Thursday, October 06, 2005

I changed my mind.

I'm all for evolution. Although really I'm more of a Murphy's man, myself.

Wednesday, October 05, 2005

It was Col. Panic, in the computer room, with a monkey wrench

I don’t talk about them much, but I have strong opinions about human-computer interface design. I am also a lifelong Macintosh aficionado, and I believe that Apple Human Interface Guidelines: The Apple Desktop Interface (1987) is a neglected classic.

One of the original ideas for the Mac was that it would be an "appliance" computer, whose users would exclusively experience its simple graphical/spatial "surface" rather than its complicated digital/linear innards. Over the years, Apple has leapt through hoops to maintain the illusion of simplicity, even though its modern operating system has Unix under the hood, making it achingly nerd-worthy.

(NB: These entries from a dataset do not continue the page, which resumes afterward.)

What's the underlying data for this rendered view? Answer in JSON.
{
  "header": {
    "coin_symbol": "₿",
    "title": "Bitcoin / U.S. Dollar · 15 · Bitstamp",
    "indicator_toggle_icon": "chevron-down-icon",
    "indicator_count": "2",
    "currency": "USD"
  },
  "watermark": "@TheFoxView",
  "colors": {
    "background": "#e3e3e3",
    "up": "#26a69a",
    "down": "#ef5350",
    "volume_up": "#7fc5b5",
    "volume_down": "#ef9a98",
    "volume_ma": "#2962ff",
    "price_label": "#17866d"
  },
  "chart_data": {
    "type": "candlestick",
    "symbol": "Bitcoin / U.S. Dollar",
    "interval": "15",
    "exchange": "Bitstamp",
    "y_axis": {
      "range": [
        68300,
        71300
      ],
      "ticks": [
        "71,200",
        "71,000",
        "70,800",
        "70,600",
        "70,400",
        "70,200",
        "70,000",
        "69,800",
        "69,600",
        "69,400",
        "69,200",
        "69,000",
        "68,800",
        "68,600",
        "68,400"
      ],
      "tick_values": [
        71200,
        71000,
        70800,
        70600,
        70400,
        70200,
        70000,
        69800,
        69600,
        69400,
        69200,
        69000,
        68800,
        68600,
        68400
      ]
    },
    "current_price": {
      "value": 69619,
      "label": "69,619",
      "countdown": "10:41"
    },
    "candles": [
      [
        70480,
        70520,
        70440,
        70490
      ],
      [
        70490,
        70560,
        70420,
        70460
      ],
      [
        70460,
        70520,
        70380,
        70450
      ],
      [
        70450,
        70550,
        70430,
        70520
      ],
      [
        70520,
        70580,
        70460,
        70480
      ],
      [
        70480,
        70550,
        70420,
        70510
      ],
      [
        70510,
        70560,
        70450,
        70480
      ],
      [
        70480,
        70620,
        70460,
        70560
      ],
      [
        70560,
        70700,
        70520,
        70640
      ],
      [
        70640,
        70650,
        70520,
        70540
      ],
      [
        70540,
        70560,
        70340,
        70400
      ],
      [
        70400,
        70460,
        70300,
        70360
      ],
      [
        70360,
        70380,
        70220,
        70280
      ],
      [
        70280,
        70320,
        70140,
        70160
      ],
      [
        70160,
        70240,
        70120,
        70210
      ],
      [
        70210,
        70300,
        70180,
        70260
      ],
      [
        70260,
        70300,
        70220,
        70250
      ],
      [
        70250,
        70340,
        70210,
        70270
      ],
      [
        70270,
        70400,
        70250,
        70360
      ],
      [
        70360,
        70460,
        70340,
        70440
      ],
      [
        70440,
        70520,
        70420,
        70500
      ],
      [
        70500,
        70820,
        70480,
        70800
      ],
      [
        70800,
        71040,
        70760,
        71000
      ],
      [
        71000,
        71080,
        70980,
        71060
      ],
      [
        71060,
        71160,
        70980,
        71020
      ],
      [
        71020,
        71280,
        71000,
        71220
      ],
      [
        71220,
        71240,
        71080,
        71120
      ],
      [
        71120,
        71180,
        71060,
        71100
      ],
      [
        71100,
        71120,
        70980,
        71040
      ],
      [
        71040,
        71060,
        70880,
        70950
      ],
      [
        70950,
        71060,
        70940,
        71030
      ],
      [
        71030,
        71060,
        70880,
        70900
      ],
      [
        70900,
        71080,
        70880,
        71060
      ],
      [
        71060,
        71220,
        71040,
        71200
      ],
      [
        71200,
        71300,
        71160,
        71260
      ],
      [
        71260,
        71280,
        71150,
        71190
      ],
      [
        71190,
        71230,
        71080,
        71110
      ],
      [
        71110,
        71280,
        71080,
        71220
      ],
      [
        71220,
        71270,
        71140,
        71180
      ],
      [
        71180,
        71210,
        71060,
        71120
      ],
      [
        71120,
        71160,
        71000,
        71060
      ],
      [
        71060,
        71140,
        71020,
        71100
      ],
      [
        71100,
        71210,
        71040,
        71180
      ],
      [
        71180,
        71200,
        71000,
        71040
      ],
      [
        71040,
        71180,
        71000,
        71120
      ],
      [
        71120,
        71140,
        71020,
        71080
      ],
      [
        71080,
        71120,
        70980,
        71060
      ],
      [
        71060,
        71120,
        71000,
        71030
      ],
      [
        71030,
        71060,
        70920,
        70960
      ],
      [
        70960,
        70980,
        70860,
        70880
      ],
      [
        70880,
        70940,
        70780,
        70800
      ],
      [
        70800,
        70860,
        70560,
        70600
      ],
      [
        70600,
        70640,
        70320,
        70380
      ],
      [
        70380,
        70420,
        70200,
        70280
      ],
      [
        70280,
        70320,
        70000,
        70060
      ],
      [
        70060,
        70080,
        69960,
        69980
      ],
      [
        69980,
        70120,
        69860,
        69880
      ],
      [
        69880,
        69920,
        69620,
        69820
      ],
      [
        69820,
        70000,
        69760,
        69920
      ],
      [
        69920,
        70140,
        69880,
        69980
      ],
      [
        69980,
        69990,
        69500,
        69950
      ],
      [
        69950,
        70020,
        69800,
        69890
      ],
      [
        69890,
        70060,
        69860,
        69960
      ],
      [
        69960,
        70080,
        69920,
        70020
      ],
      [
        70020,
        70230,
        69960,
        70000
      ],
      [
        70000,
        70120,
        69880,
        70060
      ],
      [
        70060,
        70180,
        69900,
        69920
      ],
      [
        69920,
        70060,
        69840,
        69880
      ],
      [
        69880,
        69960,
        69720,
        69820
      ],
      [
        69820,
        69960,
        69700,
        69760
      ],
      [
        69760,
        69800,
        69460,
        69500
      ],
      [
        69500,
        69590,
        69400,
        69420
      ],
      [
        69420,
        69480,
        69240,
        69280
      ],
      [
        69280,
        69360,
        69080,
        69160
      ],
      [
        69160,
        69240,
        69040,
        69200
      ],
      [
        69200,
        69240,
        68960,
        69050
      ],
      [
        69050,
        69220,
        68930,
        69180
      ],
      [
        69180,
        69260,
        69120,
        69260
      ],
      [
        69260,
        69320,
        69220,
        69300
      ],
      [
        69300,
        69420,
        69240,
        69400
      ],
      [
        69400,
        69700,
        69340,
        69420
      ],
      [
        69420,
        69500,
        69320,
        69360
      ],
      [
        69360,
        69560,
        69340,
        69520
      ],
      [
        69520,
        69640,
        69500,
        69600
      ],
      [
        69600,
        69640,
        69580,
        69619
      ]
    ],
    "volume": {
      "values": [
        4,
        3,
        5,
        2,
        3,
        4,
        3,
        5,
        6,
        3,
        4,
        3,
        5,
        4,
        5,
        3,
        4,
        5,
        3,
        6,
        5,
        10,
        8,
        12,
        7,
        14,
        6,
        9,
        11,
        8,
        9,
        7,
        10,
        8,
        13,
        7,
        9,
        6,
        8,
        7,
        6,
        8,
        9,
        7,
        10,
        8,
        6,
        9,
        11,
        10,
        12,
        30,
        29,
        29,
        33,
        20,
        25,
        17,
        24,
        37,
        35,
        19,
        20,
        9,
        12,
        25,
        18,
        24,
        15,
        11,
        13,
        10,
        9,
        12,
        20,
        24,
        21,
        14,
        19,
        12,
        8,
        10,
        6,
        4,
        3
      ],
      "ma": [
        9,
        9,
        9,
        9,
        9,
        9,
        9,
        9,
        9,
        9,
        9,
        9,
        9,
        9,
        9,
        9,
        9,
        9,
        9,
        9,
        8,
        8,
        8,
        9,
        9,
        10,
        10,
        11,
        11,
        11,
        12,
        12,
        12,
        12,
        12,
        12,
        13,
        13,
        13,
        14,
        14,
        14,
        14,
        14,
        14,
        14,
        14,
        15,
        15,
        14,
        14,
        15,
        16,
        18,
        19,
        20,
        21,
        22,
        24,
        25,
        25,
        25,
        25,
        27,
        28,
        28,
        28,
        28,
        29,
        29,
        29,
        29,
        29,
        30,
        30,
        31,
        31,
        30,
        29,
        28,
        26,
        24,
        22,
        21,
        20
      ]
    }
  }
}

Although this illusion is often beneficial and even elegant, many computer-savvy people interpret it as condescension. I think this feeling of being condescended to is the source of much of the hatred of Macs that's out there. Although I generally disapprove of that response, let me tell you now: Sometimes, I understand how they feel.

Case in point, the following error message, which has been showing up on my Powerbook at boot:

It would be polite to call this a "headscratcher." Now, it turns out that this screen indicates something known as a kernel panic, a Unix term for a certain rare kind of system error. The interesting thing is that Apple has changed the error message. In earlier versions of OS X, a kernel panic caused potentially useful diagnostic information to be displayed, like this:

The information previously displayed is now logged to an obscure location (especially unhelpful if, as in my case, it is impossible to boot the computer and read the logfile). Fitting into bad Apple stereotypes like a huckster into a plaid suit, this change (a) prettied things up while (b) hiding any useful information and (c) stating the infuriatingly obvious. We mustn't frighten the users.

You can witness the evolution here. Myself, I'd prefer some intelligent design.